9. If my disease returns, will it always be worse than before?
Section titled “9. If my disease returns, will it always be worse than before?”Not necessarily. Disease recurrence can manifest with varying severity, sometimes at the same site, or in a different part of the body. While genetics can influence the likelihood of recurrence, it doesn’t automatically mean a more severe episode. The specific genetic and biological factors involved in your individual case will determine the nature of the relapse.
10. Are there early warning signs I should look for to catch recurrence quickly?
Section titled “10. Are there early warning signs I should look for to catch recurrence quickly?”Early detection is crucial, and genetic insights can help guide this. Knowing your genetic profile might influence the frequency of diagnostic screenings your doctor recommends. While the specific signs vary by disease, advanced monitoring techniques based on your individual risk factors can lead to timelier interventions if recurrence is detected.
This FAQ was automatically generated based on current genetic research and may be updated as new information becomes available.
Disclaimer: This information is for educational purposes only and should not be used as a substitute for professional medical advice.

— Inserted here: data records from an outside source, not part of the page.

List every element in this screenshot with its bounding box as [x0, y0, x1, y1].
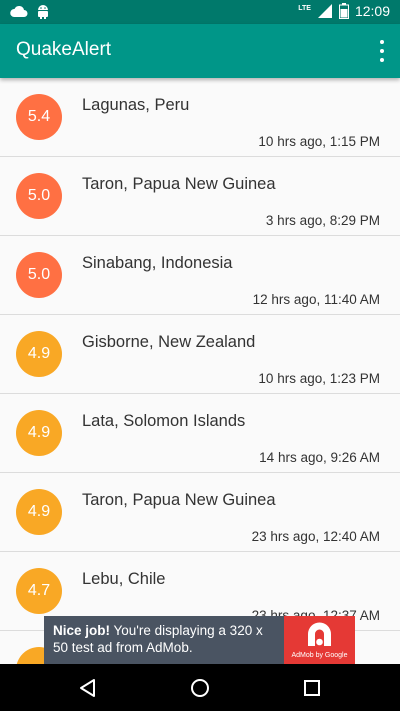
magnitude-badge: 5.0 [16, 173, 62, 219]
recents-icon[interactable] [300, 676, 324, 700]
magnitude-badge: 5.0 [16, 252, 62, 298]
time-label: 3 hrs ago, 8:29 PM [265, 213, 380, 228]
signal-icon [317, 4, 332, 18]
home-icon[interactable] [188, 676, 212, 700]
location-label: Taron, Papua New Guinea [82, 175, 276, 193]
magnitude-badge: 4.9 [16, 331, 62, 377]
location-label: Lagunas, Peru [82, 96, 190, 114]
network-type: LTE [298, 4, 311, 12]
cloud-icon [10, 5, 28, 17]
location-label: Lata, Solomon Islands [82, 412, 246, 430]
app-bar: QuakeAlert [0, 24, 400, 78]
list-item[interactable]: 4.9 Taron, Papua New Guinea 23 hrs ago, … [0, 473, 400, 552]
magnitude-badge: 5.4 [16, 94, 62, 140]
list-item[interactable]: 5.4 Lagunas, Peru 10 hrs ago, 1:15 PM [0, 78, 400, 157]
location-label: Sinabang, Indonesia [82, 254, 233, 272]
time-label: 10 hrs ago, 1:15 PM [258, 134, 380, 149]
list-item[interactable]: 4.9 Gisborne, New Zealand 10 hrs ago, 1:… [0, 315, 400, 394]
overflow-menu-icon[interactable] [378, 40, 386, 62]
location-label: Lebu, Chile [82, 570, 166, 588]
battery-icon [338, 3, 349, 19]
ad-headline: Nice job! [53, 623, 111, 638]
magnitude-badge: 4.9 [16, 410, 62, 456]
admob-logo-icon [308, 622, 331, 646]
time-label: 12 hrs ago, 11:40 AM [252, 292, 380, 307]
list-item[interactable]: 5.0 Taron, Papua New Guinea 3 hrs ago, 8… [0, 157, 400, 236]
time-label: 23 hrs ago, 12:40 AM [251, 529, 380, 544]
time-label: 10 hrs ago, 1:23 PM [258, 371, 380, 386]
nav-bar [0, 664, 400, 711]
status-bar: LTE 12:09 [0, 0, 400, 24]
quake-list[interactable]: 5.4 Lagunas, Peru 10 hrs ago, 1:15 PM 5.… [0, 78, 400, 664]
location-label: Taron, Papua New Guinea [82, 491, 276, 509]
android-icon [38, 5, 48, 19]
admob-logo: AdMob by Google [284, 616, 355, 664]
app-title: QuakeAlert [16, 39, 112, 60]
admob-caption: AdMob by Google [291, 652, 348, 659]
magnitude-badge: 4.7 [16, 568, 62, 614]
list-item[interactable]: 4.9 Lata, Solomon Islands 14 hrs ago, 9:… [0, 394, 400, 473]
ad-text: Nice job! You're displaying a 320 x 50 t… [53, 622, 281, 656]
magnitude-badge: 4.9 [16, 489, 62, 535]
location-label: Gisborne, New Zealand [82, 333, 256, 351]
list-item[interactable]: 5.0 Sinabang, Indonesia 12 hrs ago, 11:4… [0, 236, 400, 315]
time-label: 14 hrs ago, 9:26 AM [259, 450, 380, 465]
admob-banner[interactable]: Nice job! You're displaying a 320 x 50 t… [44, 616, 355, 664]
back-icon[interactable] [76, 676, 100, 700]
clock: 12:09 [354, 3, 390, 19]
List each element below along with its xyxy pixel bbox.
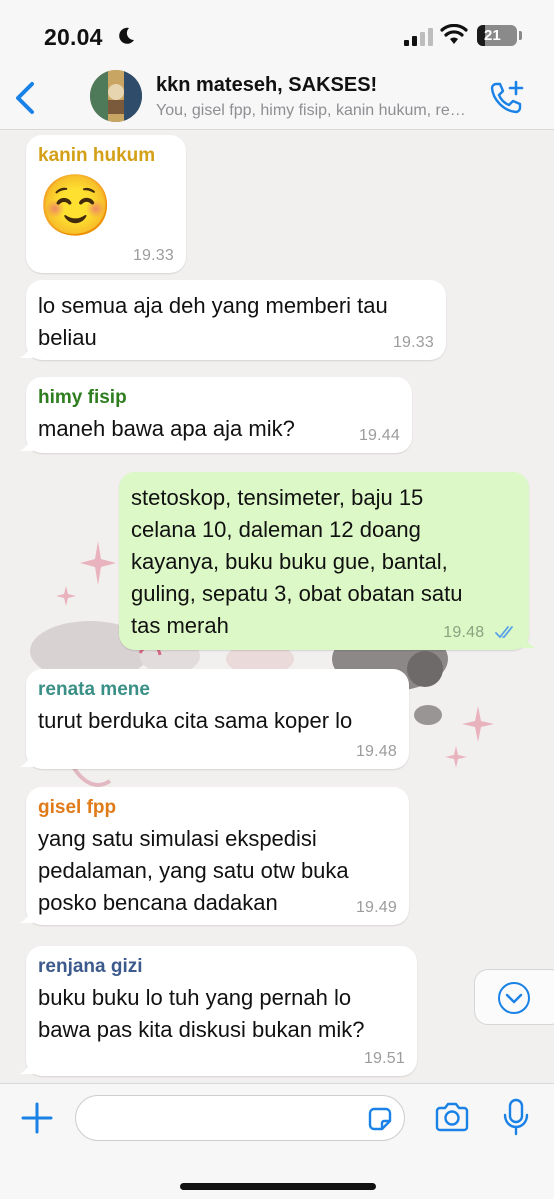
sticker-icon[interactable]	[366, 1105, 394, 1133]
message-sender: himy fisip	[38, 387, 127, 408]
message-bubble[interactable]: himy fisip maneh bawa apa aja mik? 19.44	[19, 377, 412, 453]
home-indicator[interactable]	[180, 1183, 376, 1190]
bubble-tail	[19, 437, 33, 451]
message-bubble[interactable]: renjana gizi buku buku lo tuh yang perna…	[19, 946, 417, 1076]
moon-icon	[119, 27, 134, 44]
message-sender: kanin hukum	[38, 145, 156, 166]
plus-icon[interactable]	[20, 1101, 54, 1135]
top-bar: 20.04 21 kkn mateseh, SAKSES! You, gisel…	[0, 0, 554, 130]
message-input[interactable]	[75, 1095, 405, 1141]
bubble-tail	[19, 344, 33, 358]
message-time: 19.33	[132, 247, 174, 264]
group-members[interactable]: You, gisel fpp, himy fisip, kanin hukum,…	[156, 102, 474, 120]
input-bar	[0, 1083, 554, 1199]
wifi-icon	[440, 24, 468, 44]
message-time: 19.33	[392, 334, 434, 351]
message-text: stetoskop, tensimeter, baju 15 celana 10…	[131, 485, 463, 638]
bubble-tail	[522, 634, 536, 648]
back-chevron-icon[interactable]	[8, 78, 40, 118]
bubble-tail	[19, 753, 33, 767]
status-time: 20.04	[44, 24, 103, 50]
scroll-to-bottom-button[interactable]	[474, 969, 554, 1025]
message-time: 19.44	[358, 427, 400, 444]
message-text: buku buku lo tuh yang pernah lo bawa pas…	[38, 985, 365, 1042]
message-text: turut berduka cita sama koper lo	[38, 708, 353, 733]
battery-tip	[519, 31, 522, 40]
message-bubble[interactable]: lo semua aja deh yang memberi tau beliau…	[19, 280, 446, 360]
message-sender: renata mene	[38, 679, 150, 700]
message-time: 19.48	[443, 624, 485, 641]
message-sender: gisel fpp	[38, 797, 117, 818]
message-sender: renjana gizi	[38, 956, 143, 977]
microphone-icon[interactable]	[502, 1098, 530, 1136]
bubble-tail	[19, 1060, 33, 1074]
message-text: lo semua aja deh yang memberi tau beliau	[38, 293, 388, 350]
camera-icon[interactable]	[434, 1100, 470, 1134]
message-time: 19.48	[355, 743, 397, 760]
add-call-icon[interactable]	[488, 78, 528, 118]
read-ticks-icon	[495, 626, 513, 639]
message-time: 19.49	[355, 899, 397, 916]
message-time: 19.51	[363, 1050, 405, 1067]
group-avatar[interactable]	[90, 70, 142, 122]
message-bubble[interactable]: kanin hukum ☺️ 19.33	[26, 135, 186, 273]
bubble-tail	[19, 909, 33, 923]
message-bubble[interactable]: gisel fpp yang satu simulasi ekspedisi p…	[19, 787, 409, 925]
message-emoji: ☺️	[38, 172, 113, 239]
group-name[interactable]: kkn mateseh, SAKSES!	[156, 74, 377, 97]
chat-area[interactable]: kanin hukum ☺️ 19.33 lo semua aja deh ya…	[0, 131, 554, 1083]
message-text: yang satu simulasi ekspedisi pedalaman, …	[38, 826, 349, 915]
message-bubble-outgoing[interactable]: stetoskop, tensimeter, baju 15 celana 10…	[119, 472, 536, 650]
message-bubble[interactable]: renata mene turut berduka cita sama kope…	[19, 669, 409, 769]
scroll-down-icon	[498, 982, 530, 1014]
message-text: maneh bawa apa aja mik?	[38, 416, 295, 441]
signal-icon	[404, 28, 433, 46]
battery-level: 21	[484, 27, 501, 44]
battery-icon: 21	[477, 25, 517, 46]
message-time-with-status: 19.48	[443, 624, 517, 642]
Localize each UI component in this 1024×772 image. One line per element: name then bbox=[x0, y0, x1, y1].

Always consult with a healthcare provider for personalized medical guidance.
References
Section titled “References”[1] Festen, E. A. et al. “A meta-analysis of genome-wide association scans identifies IL18RAP, PTPN2, TAGAP, and PUS10 as shared risk loci for Crohn’s disease and celiac disease.”PLoS Genet, vol. 7, no. 2, 3 Feb. 2011, e1002003.

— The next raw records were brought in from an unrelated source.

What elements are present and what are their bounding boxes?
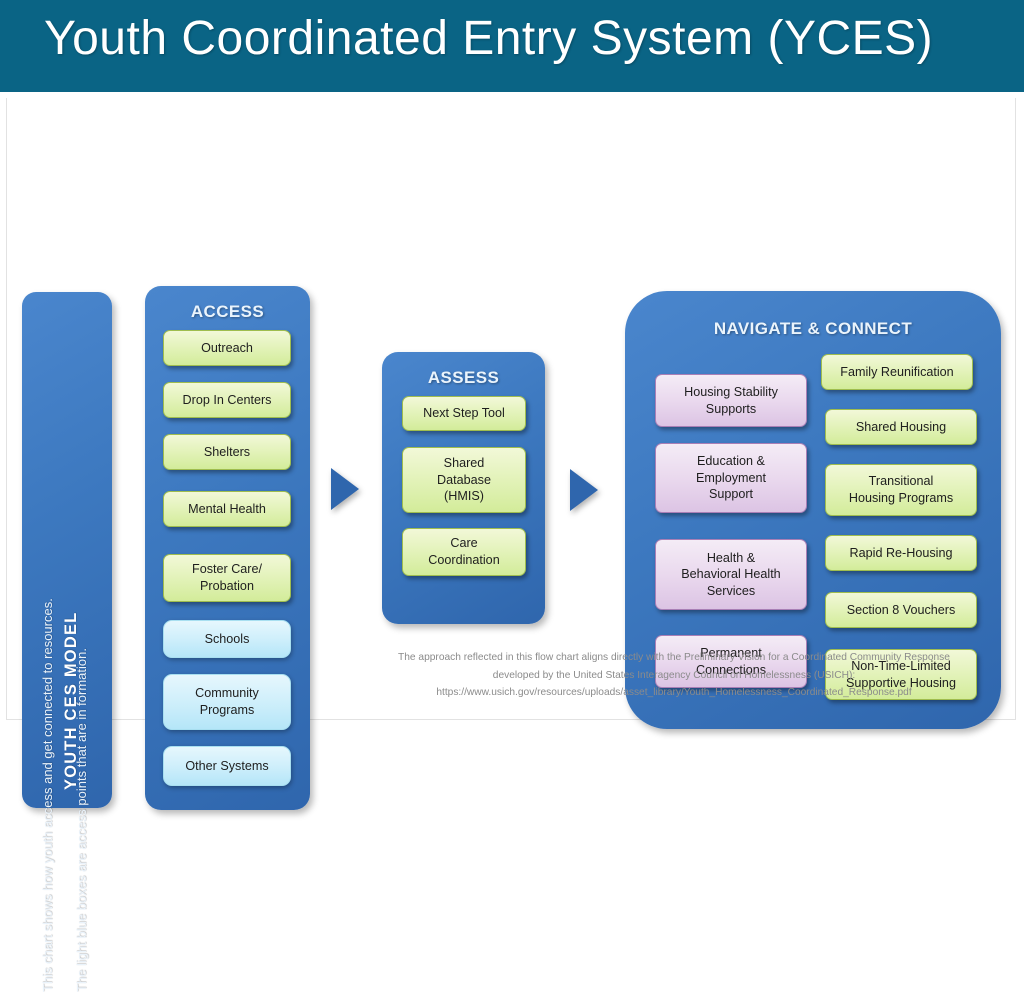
- arrow-assess-to-navigate-icon: [570, 469, 598, 511]
- assess-panel-heading: ASSESS: [427, 368, 500, 387]
- access-node-schools[interactable]: Schools: [163, 620, 291, 658]
- access-node-outreach[interactable]: Outreach: [163, 330, 291, 366]
- access-node-foster-care-probation[interactable]: Foster Care/Probation: [163, 554, 291, 602]
- footnote-line-1: The approach reflected in this flow char…: [398, 652, 950, 663]
- footnote-line-3: https://www.usich.gov/resources/uploads/…: [436, 687, 912, 699]
- assess-node-shared-database[interactable]: Shared Database (HMIS): [402, 447, 526, 513]
- diagram-canvas: This chart shows how youth access and ge…: [0, 96, 1024, 992]
- access-node-other-systems[interactable]: Other Systems: [163, 746, 291, 786]
- footnote: The approach reflected in this flow char…: [350, 649, 998, 702]
- assess-node-next-step-tool[interactable]: Next Step Tool: [402, 396, 526, 431]
- navigate-node-shared-housing[interactable]: Shared Housing: [825, 409, 977, 445]
- title-banner: Youth Coordinated Entry System (YCES): [0, 0, 1024, 92]
- access-node-mental-health[interactable]: Mental Health: [163, 491, 291, 527]
- navigate-node-education-employment-support[interactable]: Education & Employment Support: [655, 443, 807, 513]
- access-panel: ACCESS Outreach Drop In Centers Shelters…: [145, 286, 310, 810]
- model-description-line-1: This chart shows how youth access and ge…: [40, 598, 55, 992]
- youth-ces-model-panel: This chart shows how youth access and ge…: [22, 292, 112, 992]
- arrow-access-to-assess-icon: [331, 468, 359, 510]
- assess-panel: ASSESS Next Step Tool Shared Database (HMI…: [382, 352, 545, 624]
- access-node-community-programs[interactable]: Community Programs: [163, 674, 291, 730]
- access-node-drop-in-centers[interactable]: Drop In Centers: [163, 382, 291, 418]
- navigate-node-transitional-housing-programs[interactable]: Transitional Housing Programs: [825, 464, 977, 516]
- model-panel-text-wrap: This chart shows how youth access and ge…: [22, 292, 112, 992]
- access-node-shelters[interactable]: Shelters: [163, 434, 291, 470]
- navigate-node-health-behavioral-health-services[interactable]: Health & Behavioral Health Services: [655, 539, 807, 610]
- access-panel-heading: ACCESS: [190, 302, 265, 321]
- navigate-node-rapid-re-housing[interactable]: Rapid Re-Housing: [825, 535, 977, 571]
- assess-node-care-coordination[interactable]: Care Coordination: [402, 528, 526, 576]
- navigate-node-section-8-vouchers[interactable]: Section 8 Vouchers: [825, 592, 977, 628]
- page-title: Youth Coordinated Entry System (YCES): [44, 12, 934, 65]
- model-panel-title: YOUTH CES MODEL: [62, 611, 80, 790]
- navigate-node-family-reunification[interactable]: Family Reunification: [821, 354, 973, 390]
- footnote-line-2: developed by the United States Interagen…: [492, 669, 856, 681]
- navigate-node-housing-stability-supports[interactable]: Housing Stability Supports: [655, 374, 807, 427]
- navigate-panel-heading: NAVIGATE & CONNECT: [713, 319, 913, 338]
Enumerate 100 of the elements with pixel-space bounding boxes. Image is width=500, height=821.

[2] Franke, A. et al. “Systematic association mapping identifies NELL1 as a novel IBD disease gene.”PLoS One, 2007.
[3] Smith, E. N. et al. “Genome-wide association study of bipolar disorder in European American and African American individuals.” Molecular Psychiatry, 2009.
[4] Ishigaki K. et al. “Large-scale genome-wide association study in a Japanese population identifies novel susceptibility loci across different diseases.” Nat Genet. 2020.
[5] Sabatti C. et al. “Genome-wide association analysis of metabolic traits in a birth cohort from a founder population.” Nat Genet. 2008.
[6] Loya H. et al. “A scalable variational inference approach for increased mixed-model association power.” Nat Genet. 2024.
[7] Stahl EA. et al. “Genome-wide association study meta-analysis identifies seven new rheumatoid arthritis risk loci.” Nat Genet. 2010.
[8] Aberg KA. et al. “A comprehensive family-based replication study of schizophrenia genes.” JAMA Psychiatry. 2013.
[9] Hunter, D. J. et al. “A genome-wide association study identifies alleles in FGFR2 associated with risk of sporadic postmenopausal breast cancer.”Nat Genet, vol. 39, no. 7, 27 May 2007, pp. 870-874.
[10] Pardo, L. M. et al. “Genome-Wide Association Studies of Multiple Keratinocyte Cancers.” PLoS One, vol. 12, no. 1, 12 Jan. 2017, e0169212.
[11] Zuo, L., et al. “Genome-wide search for replicable risk gene regions in alcohol and nicotine co-dependence.” Am J Med Genet B Neuropsychiatr Genet, vol. 159B, no. 4, 2012, pp. 401-10.
[12] Benjamin, E. J., et al. “Genome-wide association with select biomarker traits in the Framingham Heart Study.” BMC Medical Genetics, 2007, PMID: 17903293.
[13] Holliday, E. G. et al. “Common variants at 6p21.1 are associated with large artery atherosclerotic stroke.”Nat Genet, vol. 44, no. 10, 2 Sept. 2012, pp. 1149-1154.
[14] Kanetsky, P. A. et al. “Common variation in KITLG and at 5q31.3 predisposes to testicular germ cell cancer.”Nat Genet, vol. 41, no. 7, 31 May 2009, pp. 804-809.
[15] He, L. et al. “Pleiotropic Meta-Analyses of Longitudinal Studies Discover Novel Genetic Variants Associated with Age-Related Diseases.” Front Genet, vol. 7, 18 Oct. 2016, p. 182.